For a moment he hesitated. Caught off guard like that, he was suddenly aware that he didn’t really know the answer to that question. “Well sure, honey. I’d go to heaven,” he finally replied, trying to be reassuring, but inwardly feeling a twinge of guilt as if he were lying. He knew he wasn’t a bad person as people go, but he also knew that there were places in his heart with corresponding moments in his past that had left a stain that he wasn’t sure God could overlook if that moment were to arrive. “Yes, I’d go to heaven,” he said again.

“That’s a relief, Daddy,” Allision chirped. She hugged him, climbed down and ran away to play. Her father stood up and quietly began packing for his next trip, profoundly disturbed.
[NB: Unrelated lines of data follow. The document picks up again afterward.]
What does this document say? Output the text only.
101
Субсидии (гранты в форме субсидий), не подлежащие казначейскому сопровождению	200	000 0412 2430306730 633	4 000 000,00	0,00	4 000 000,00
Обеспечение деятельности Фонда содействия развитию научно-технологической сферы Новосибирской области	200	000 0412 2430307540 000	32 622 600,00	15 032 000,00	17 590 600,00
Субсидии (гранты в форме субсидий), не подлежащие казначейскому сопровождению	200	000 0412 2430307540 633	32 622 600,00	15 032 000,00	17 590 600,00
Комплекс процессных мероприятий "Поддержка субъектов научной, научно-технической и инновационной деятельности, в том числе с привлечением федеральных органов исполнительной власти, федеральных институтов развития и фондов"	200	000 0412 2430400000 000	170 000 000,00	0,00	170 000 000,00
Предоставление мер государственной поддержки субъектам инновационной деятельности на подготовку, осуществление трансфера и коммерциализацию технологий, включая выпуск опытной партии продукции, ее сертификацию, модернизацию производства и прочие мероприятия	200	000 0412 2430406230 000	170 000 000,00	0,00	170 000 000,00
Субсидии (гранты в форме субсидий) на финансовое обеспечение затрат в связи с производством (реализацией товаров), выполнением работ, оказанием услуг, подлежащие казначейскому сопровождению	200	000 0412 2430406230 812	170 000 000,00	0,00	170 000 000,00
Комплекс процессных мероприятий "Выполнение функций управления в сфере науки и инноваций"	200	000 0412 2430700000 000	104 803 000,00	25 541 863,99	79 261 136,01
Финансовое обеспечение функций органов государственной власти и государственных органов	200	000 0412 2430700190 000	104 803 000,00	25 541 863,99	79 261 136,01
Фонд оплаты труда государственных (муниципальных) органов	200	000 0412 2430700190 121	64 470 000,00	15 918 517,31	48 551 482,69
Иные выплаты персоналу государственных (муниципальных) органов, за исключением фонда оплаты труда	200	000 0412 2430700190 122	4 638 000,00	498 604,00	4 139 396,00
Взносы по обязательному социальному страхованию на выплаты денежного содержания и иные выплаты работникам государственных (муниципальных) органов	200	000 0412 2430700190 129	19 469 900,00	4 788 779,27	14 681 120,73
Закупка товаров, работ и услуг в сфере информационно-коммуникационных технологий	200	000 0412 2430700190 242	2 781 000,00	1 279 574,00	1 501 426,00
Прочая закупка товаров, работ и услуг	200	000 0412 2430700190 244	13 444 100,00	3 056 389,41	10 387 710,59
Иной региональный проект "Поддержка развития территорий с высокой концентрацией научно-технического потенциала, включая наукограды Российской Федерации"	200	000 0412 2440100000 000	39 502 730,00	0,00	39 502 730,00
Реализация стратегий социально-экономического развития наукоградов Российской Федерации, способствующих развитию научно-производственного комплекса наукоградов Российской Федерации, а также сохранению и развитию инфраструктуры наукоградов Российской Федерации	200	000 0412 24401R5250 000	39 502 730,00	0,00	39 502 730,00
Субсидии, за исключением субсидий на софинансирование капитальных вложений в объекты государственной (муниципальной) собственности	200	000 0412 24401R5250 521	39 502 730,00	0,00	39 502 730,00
That night, in his hotel room, he found a Bible. He opened it and began reading, his eyes finally running across Jesus’ parable in Luke 12 about a rich man who had big plans. When he read verse 12, his heart skipped a beat. “But God said to him, ‘Fool! This night your soul is required of you, and the things you have prepared, whose will they be?’”

He lay in his bed that night finding it difficult to sleep. Eventually, drowsiness overtook him and his eyes closed in slumber. Then he began to dream.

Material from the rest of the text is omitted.